Командование дивизии и служба тыла сделали все возможное, чтобы день получился по-настоящему праздничный.
Генерал Ушаков в своем коротком докладе поздравил присутствовавших с праздником Октября и большими успехами Красной Армии на фронтах. Затем были вручены награды и всех пригласили на праздничный ужин.
Во время ужина в палатку вошел замполит медсанбата Сергей Неутолимов и поздравил нас с освобождением Киева. Об этом сообщило радио.
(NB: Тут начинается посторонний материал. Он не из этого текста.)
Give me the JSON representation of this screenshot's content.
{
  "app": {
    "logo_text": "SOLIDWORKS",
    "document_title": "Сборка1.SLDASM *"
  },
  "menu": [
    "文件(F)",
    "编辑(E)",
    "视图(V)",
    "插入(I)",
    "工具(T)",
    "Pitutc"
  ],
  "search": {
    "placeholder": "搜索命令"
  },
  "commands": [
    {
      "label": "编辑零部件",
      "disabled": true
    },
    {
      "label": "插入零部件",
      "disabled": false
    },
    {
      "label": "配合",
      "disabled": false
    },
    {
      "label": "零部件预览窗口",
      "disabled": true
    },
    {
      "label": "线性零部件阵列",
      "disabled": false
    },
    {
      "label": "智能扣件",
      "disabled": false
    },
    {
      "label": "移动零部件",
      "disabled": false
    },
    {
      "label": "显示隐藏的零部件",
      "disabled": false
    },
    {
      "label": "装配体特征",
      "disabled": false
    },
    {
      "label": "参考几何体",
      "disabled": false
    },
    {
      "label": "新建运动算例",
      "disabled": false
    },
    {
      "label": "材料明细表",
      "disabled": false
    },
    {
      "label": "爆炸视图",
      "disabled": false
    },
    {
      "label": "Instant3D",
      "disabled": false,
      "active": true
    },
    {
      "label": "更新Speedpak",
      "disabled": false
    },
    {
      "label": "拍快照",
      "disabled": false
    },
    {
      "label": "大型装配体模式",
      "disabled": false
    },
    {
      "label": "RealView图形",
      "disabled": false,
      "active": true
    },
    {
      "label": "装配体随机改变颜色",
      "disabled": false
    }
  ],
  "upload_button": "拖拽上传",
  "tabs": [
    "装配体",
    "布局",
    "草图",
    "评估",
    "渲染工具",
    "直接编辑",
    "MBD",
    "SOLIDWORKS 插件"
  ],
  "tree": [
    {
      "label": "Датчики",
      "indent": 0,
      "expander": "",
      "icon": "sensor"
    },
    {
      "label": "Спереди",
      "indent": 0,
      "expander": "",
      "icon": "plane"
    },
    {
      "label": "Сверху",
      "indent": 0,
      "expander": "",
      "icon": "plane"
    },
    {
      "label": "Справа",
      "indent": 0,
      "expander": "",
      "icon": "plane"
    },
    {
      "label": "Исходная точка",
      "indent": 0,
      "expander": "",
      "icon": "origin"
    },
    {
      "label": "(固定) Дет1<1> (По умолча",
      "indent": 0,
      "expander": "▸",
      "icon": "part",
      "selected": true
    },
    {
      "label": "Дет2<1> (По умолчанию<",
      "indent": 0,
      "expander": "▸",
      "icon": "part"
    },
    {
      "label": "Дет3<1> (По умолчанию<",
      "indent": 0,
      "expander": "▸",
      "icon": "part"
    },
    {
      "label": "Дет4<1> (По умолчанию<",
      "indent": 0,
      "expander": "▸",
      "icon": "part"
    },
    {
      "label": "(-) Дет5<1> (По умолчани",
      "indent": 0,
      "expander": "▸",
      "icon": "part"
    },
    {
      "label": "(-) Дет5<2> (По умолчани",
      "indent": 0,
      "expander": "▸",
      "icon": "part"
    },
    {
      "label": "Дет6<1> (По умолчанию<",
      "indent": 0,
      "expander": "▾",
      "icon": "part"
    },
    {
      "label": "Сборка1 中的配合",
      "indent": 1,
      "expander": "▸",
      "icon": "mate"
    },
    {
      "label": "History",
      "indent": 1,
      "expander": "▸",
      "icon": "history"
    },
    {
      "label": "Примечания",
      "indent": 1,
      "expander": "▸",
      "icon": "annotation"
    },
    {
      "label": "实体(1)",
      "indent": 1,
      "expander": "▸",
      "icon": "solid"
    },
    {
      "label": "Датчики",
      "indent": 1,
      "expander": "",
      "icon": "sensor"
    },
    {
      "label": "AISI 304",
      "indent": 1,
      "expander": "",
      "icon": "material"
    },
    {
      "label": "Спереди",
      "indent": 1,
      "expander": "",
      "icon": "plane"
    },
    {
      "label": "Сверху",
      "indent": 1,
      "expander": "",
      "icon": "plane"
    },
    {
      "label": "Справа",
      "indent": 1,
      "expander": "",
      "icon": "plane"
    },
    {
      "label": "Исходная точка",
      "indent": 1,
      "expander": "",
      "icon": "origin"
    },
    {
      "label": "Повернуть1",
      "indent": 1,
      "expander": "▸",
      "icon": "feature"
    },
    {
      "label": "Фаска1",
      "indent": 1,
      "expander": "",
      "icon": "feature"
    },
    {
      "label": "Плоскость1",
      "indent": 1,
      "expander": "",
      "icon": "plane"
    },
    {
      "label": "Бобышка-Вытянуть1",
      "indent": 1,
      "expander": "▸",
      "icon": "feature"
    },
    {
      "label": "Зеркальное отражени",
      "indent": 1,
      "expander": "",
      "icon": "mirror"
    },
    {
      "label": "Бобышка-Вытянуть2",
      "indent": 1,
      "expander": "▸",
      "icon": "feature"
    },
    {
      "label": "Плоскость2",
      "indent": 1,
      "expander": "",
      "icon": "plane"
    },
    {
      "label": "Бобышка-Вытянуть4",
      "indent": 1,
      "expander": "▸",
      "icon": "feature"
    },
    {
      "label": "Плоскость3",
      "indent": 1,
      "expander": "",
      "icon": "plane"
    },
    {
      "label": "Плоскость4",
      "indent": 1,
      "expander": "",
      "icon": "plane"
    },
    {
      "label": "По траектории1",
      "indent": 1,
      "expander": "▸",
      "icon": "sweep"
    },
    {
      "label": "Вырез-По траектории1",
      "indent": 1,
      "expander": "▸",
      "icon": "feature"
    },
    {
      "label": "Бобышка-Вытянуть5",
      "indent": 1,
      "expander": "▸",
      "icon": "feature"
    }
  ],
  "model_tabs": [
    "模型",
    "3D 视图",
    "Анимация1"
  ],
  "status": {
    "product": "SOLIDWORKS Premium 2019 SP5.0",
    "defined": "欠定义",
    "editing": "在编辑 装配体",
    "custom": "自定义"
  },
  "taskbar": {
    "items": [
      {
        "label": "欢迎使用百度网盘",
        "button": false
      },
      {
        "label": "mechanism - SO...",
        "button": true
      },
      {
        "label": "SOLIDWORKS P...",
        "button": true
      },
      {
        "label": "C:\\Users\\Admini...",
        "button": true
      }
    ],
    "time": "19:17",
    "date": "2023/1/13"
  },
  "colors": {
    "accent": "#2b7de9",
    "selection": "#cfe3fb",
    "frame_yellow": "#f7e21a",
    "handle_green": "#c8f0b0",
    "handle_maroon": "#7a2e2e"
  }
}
Еще не закончился ужин, когда меня вызвали в операционную.
— В чем дело? — спросил я у дежурного.
— Поступил раненный в живот. Готовим к операции.
Пациент находился в противошоковой палате, где ему делали переливание крови. Признаки проникающего ранения в живот были явными. Я осмотрел раненого, определил, что его состояние позволяет начать операцию, и попросил карточку из полкового медпункта.
Дежурный хирург Володя Коваленко подал ее мне. Там указывалось, что на ПМП осуществлены противошоковые мероприятия — вагосимпатическая шейная блокада и введена противошоковая жидкость Попова.